Young blood. New Scientist sketches out the future of rejuvenation with experiments based on using young blood to keep old brains lively:
Disregarding vampire legends, the idea of refreshing old blood with new harks back to the 1950s, when Clive McCay of Cornell University in Ithaca, New York, stitched together the circulatory systems of an old and young mouse – a technique called heterochronic parabiosis. He found that the cartilage of the old mice soon appeared younger than would be expected.
It wasn’t until recently, however, that the mechanisms behind this experiment were more clearly understood. In 2005, Thomas Rando at Stanford University in California and his team found that young blood returned the liver and skeletal stem cells of old mice to a more youthful state during heterochronic parabiosis. The old mice were also able to repair injured muscles as well as young mice (Nature, doi.org/d4fkt5).

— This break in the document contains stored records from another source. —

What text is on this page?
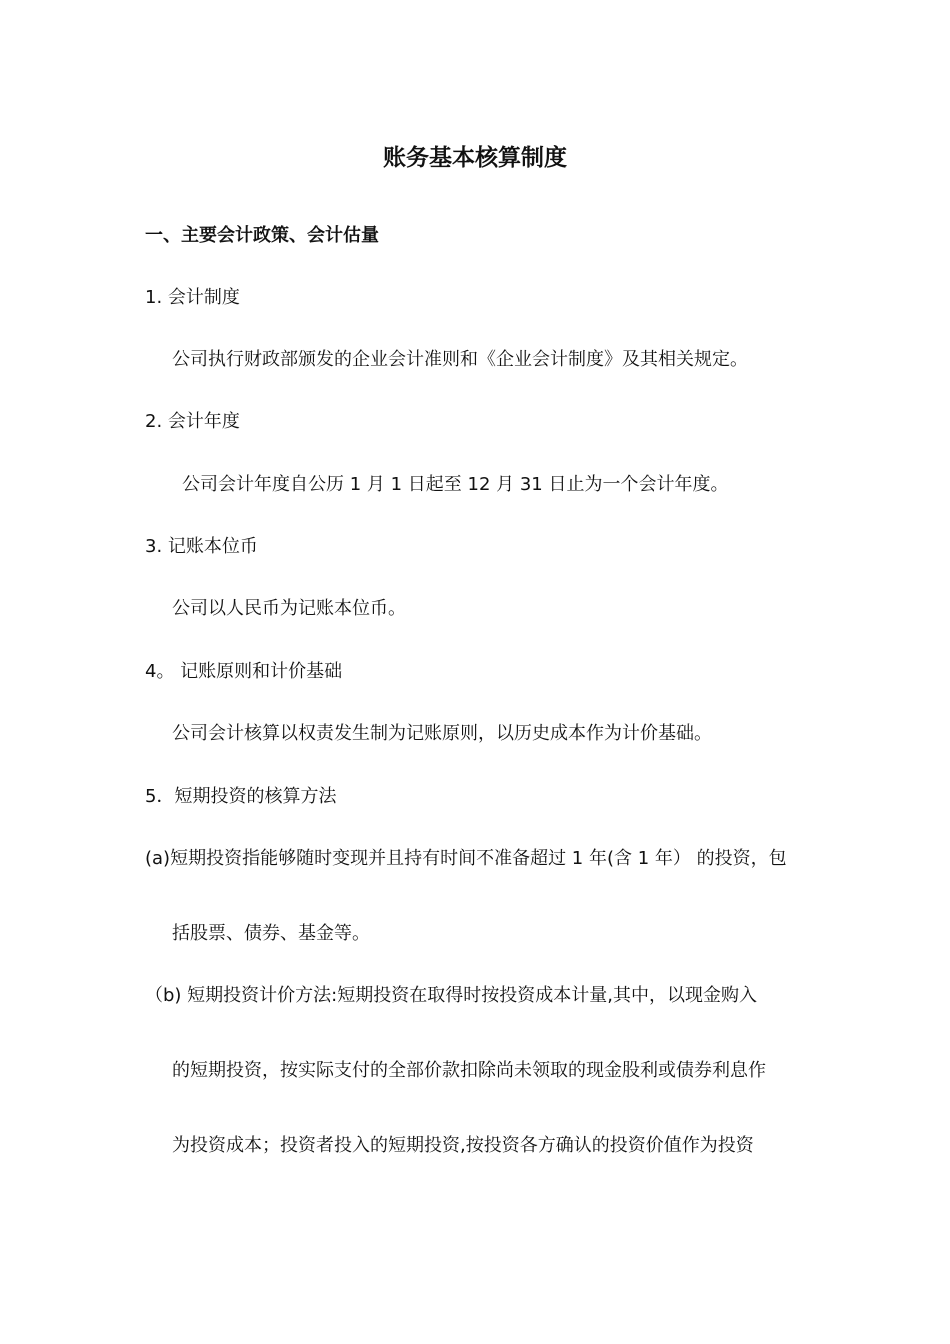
账务基本核算制度
一、主要会计政策、会计估量
1. 会计制度
公司执行财政部颁发的企业会计准则和《企业会计制度》及其相关规定。
2. 会计年度
公司会计年度自公历 1 月 1 日起至 12 月 31 日止为一个会计年度。
3. 记账本位币
公司以人民币为记账本位币。
4。 记账原则和计价基础
公司会计核算以权责发生制为记账原则，以历史成本作为计价基础。
5．短期投资的核算方法
(a)短期投资指能够随时变现并且持有时间不准备超过 1 年(含 1 年） 的投资，包
括股票、债券、基金等。
（b) 短期投资计价方法:短期投资在取得时按投资成本计量,其中，以现金购入
的短期投资，按实际支付的全部价款扣除尚未领取的现金股利或债券利息作
为投资成本；投资者投入的短期投资,按投资各方确认的投资价值作为投资
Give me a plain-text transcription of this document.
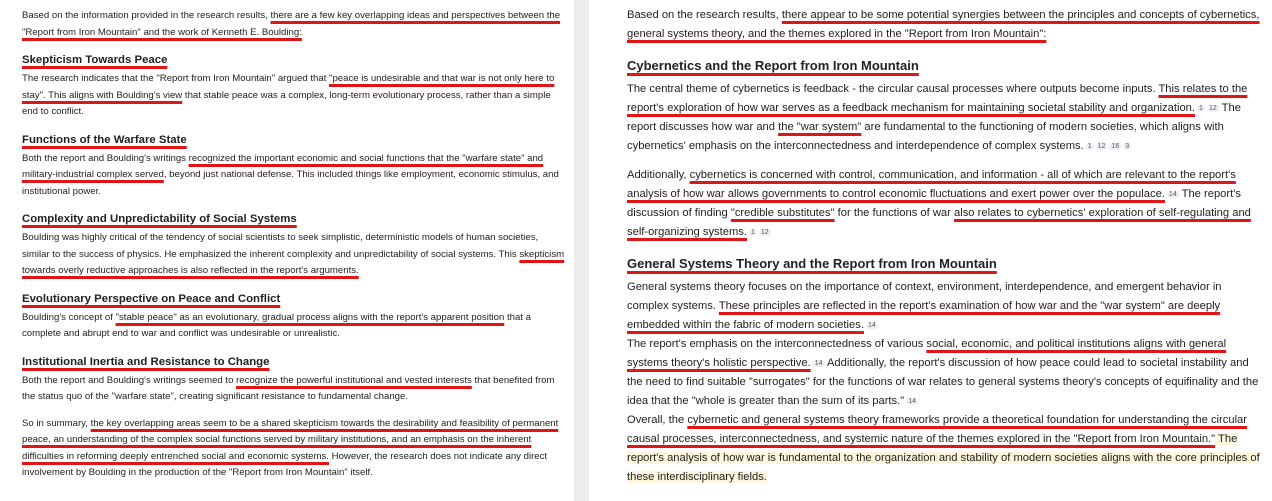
Based on the information provided in the research results, there are a few key overlapping ideas and perspectives between the "Report from Iron Mountain" and the work of Kenneth E. Boulding:

Skepticism Towards Peace

The research indicates that the "Report from Iron Mountain" argued that "peace is undesirable and that war is not only here to stay". This aligns with Boulding's view that stable peace was a complex, long-term evolutionary process, rather than a simple end to conflict.

Functions of the Warfare State

Both the report and Boulding's writings recognized the important economic and social functions that the "warfare state" and military-industrial complex served, beyond just national defense. This included things like employment, economic stimulus, and institutional power.

Complexity and Unpredictability of Social Systems

Boulding was highly critical of the tendency of social scientists to seek simplistic, deterministic models of human societies, similar to the success of physics. He emphasized the inherent complexity and unpredictability of social systems. This skepticism towards overly reductive approaches is also reflected in the report's arguments.

Evolutionary Perspective on Peace and Conflict

Boulding's concept of "stable peace" as an evolutionary, gradual process aligns with the report's apparent position that a complete and abrupt end to war and conflict was undesirable or unrealistic.

Institutional Inertia and Resistance to Change

Both the report and Boulding's writings seemed to recognize the powerful institutional and vested interests that benefited from the status quo of the "warfare state", creating significant resistance to fundamental change.

So in summary, the key overlapping areas seem to be a shared skepticism towards the desirability and feasibility of permanent peace, an understanding of the complex social functions served by military institutions, and an emphasis on the inherent difficulties in reforming deeply entrenched social and economic systems. However, the research does not indicate any direct involvement by Boulding in the production of the "Report from Iron Mountain" itself.

Based on the research results, there appear to be some potential synergies between the principles and concepts of cybernetics, general systems theory, and the themes explored in the "Report from Iron Mountain":

Cybernetics and the Report from Iron Mountain

The central theme of cybernetics is feedback - the circular causal processes where outputs become inputs. This relates to the report's exploration of how war serves as a feedback mechanism for maintaining societal stability and organization. $^1$ $^{12}$ The report discusses how war and the "war system" are fundamental to the functioning of modern societies, which aligns with cybernetics' emphasis on the interconnectedness and interdependence of complex systems. $^1$ $^{12}$ $^{16}$ $^3$

Additionally, cybernetics is concerned with control, communication, and information - all of which are relevant to the report's analysis of how war allows governments to control economic fluctuations and exert power over the populace. $^{14}$ The report's discussion of finding "credible substitutes" for the functions of war also relates to cybernetics' exploration of self-regulating and self-organizing systems. $^1$ $^{12}$

General Systems Theory and the Report from Iron Mountain

General systems theory focuses on the importance of context, environment, interdependence, and emergent behavior in complex systems. These principles are reflected in the report's examination of how war and the "war system" are deeply embedded within the fabric of modern societies. $^{14}$

The report's emphasis on the interconnectedness of various social, economic, and political institutions aligns with general systems theory's holistic perspective. $^{14}$ Additionally, the report's discussion of how peace could lead to societal instability and the need to find suitable "surrogates" for the functions of war relates to general systems theory's concepts of equifinality and the idea that the "whole is greater than the sum of its parts." $^{14}$

Overall, the cybernetic and general systems theory frameworks provide a theoretical foundation for understanding the circular causal processes, interconnectedness, and systemic nature of the themes explored in the "Report from Iron Mountain." The report's analysis of how war is fundamental to the organization and stability of modern societies aligns with the core principles of these interdisciplinary fields.
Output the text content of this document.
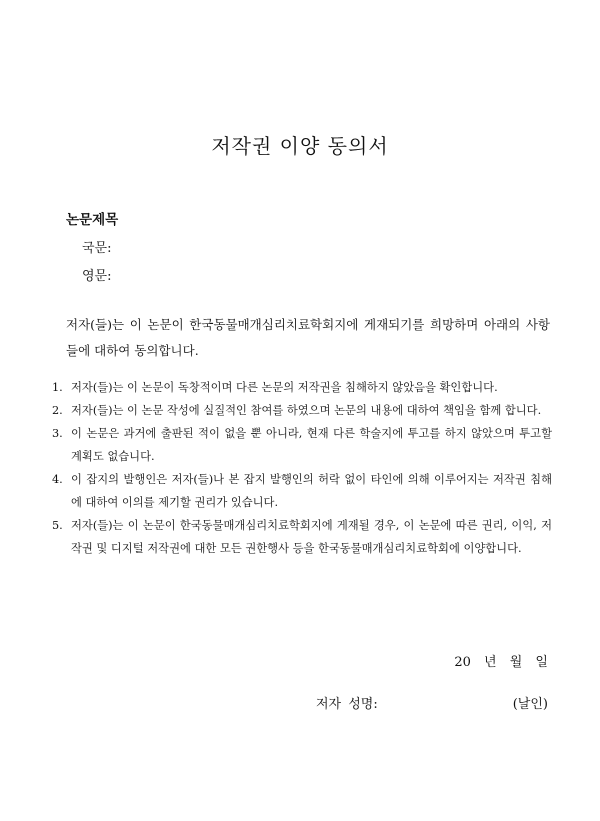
저작권 이양 동의서
논문제목
국문:
영문:

저자(들)는 이 논문이 한국동물매개심리치료학회지에 게재되기를 희망하며 아래의 사항들에 대하여 동의합니다.

1. 저자(들)는 이 논문이 독창적이며 다른 논문의 저작권을 침해하지 않았음을 확인합니다.
2. 저자(들)는 이 논문 작성에 실질적인 참여를 하였으며 논문의 내용에 대하여 책임을 함께 합니다.
3. 이 논문은 과거에 출판된 적이 없을 뿐 아니라, 현재 다른 학술지에 투고를 하지 않았으며 투고할 계획도 없습니다.
4. 이 잡지의 발행인은 저자(들)나 본 잡지 발행인의 허락 없이 타인에 의해 이루어지는 저작권 침해에 대하여 이의를 제기할 권리가 있습니다.
5. 저자(들)는 이 논문이 한국동물매개심리치료학회지에 게재될 경우, 이 논문에 따른 권리, 이익, 저작권 및 디지털 저작권에 대한 모든 권한행사 등을 한국동물매개심리치료학회에 이양합니다.
20 년 월 일
저자 성명:	(날인)
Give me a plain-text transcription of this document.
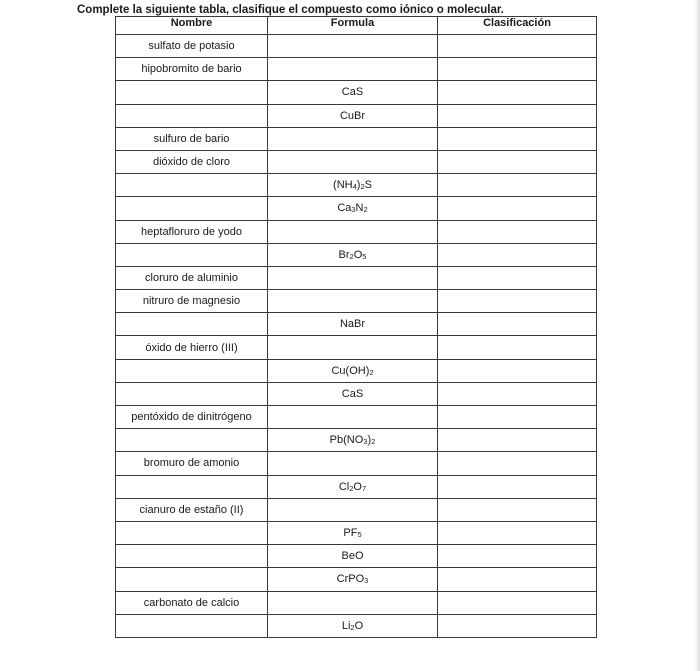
Complete la siguiente tabla, clasifique el compuesto como iónico o molecular.
Nombre	Formula	Clasificación
sulfato de potasio		
hipobromito de bario		
	CaS	
	CuBr	
sulfuro de bario		
dióxido de cloro		
	$(NH_4)_2S$	
	$Ca_3N_2$	
heptafloruro de yodo		
	$Br_2O_5$	
cloruro de aluminio		
nitruro de magnesio		
	NaBr	
óxido de hierro (III)		
	$Cu(OH)_2$	
	CaS	
pentóxido de dinitrógeno		
	$Pb(NO_3)_2$	
bromuro de amonio		
	$Cl_2O_7$	
cianuro de estaño (II)		
	$PF_5$	
	BeO	
	CrPO$_3$	
carbonato de calcio		
	$Li_2O$	
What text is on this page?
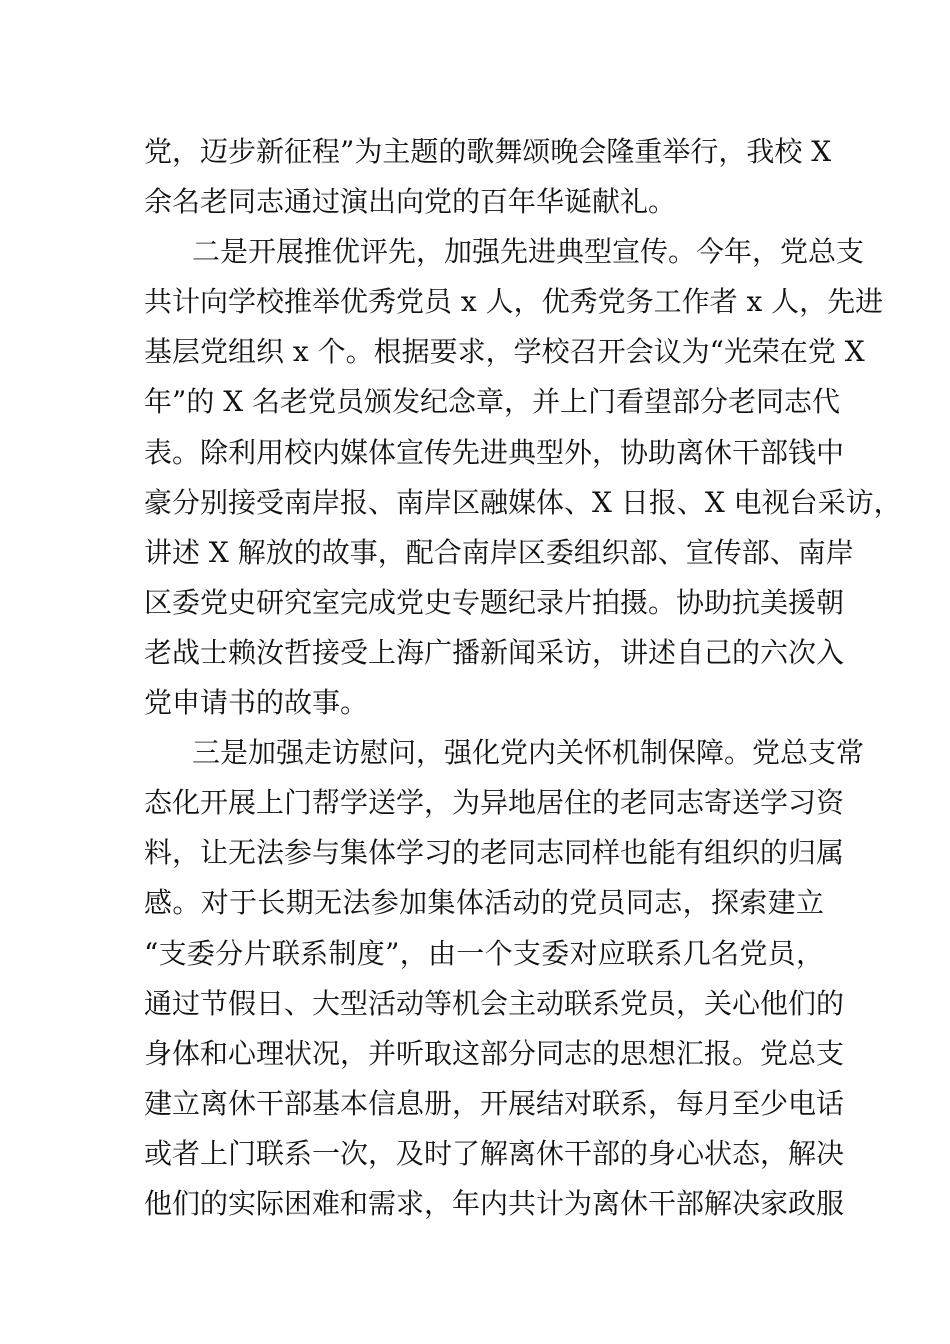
党，迈步新征程”为主题的歌舞颂晚会隆重举行，我校 X
余名老同志通过演出向党的百年华诞献礼。
二是开展推优评先，加强先进典型宣传。今年，党总支
共计向学校推举优秀党员 x 人，优秀党务工作者 x 人，先进
基层党组织 x 个。根据要求，学校召开会议为“光荣在党 X
年”的 X 名老党员颁发纪念章，并上门看望部分老同志代
表。除利用校内媒体宣传先进典型外，协助离休干部钱中
豪分别接受南岸报、南岸区融媒体、X 日报、X 电视台采访，
讲述 X 解放的故事，配合南岸区委组织部、宣传部、南岸
区委党史研究室完成党史专题纪录片拍摄。协助抗美援朝
老战士赖汝哲接受上海广播新闻采访，讲述自己的六次入
党申请书的故事。
三是加强走访慰问，强化党内关怀机制保障。党总支常
态化开展上门帮学送学，为异地居住的老同志寄送学习资
料，让无法参与集体学习的老同志同样也能有组织的归属
感。对于长期无法参加集体活动的党员同志，探索建立
“支委分片联系制度”，由一个支委对应联系几名党员，
通过节假日、大型活动等机会主动联系党员，关心他们的
身体和心理状况，并听取这部分同志的思想汇报。党总支
建立离休干部基本信息册，开展结对联系，每月至少电话
或者上门联系一次，及时了解离休干部的身心状态，解决
他们的实际困难和需求，年内共计为离休干部解决家政服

Once the researchers had ruled out the effect of reduced blood pressure on the older mice, they identified a protein in the blood plasma called growth differentiation factor 11 (GDF11) that appeared to fall with age. To see if it was linked to the rejuvenating effects, the team gave old mice with enlarged hearts daily injections of GDF11 for 30 days. Their hearts decreased in size almost as much as they had in the parabiosis experiments (Cell, doi.org/q2f).
A year later, the same team showed in mice that daily injections of GDF11 also increases the number of blood vessels and the number of stem cells in the brain – both factors known to improve brain function. A separate team led by Tony Wyss-Coray at Stanford performed similar experiments. His team injected blood plasma from young mice into old mice and showed an improvement in the old mice’s physical endurance and cognitive function (Nature Medicine, DOI: 10.1038/nm.3569).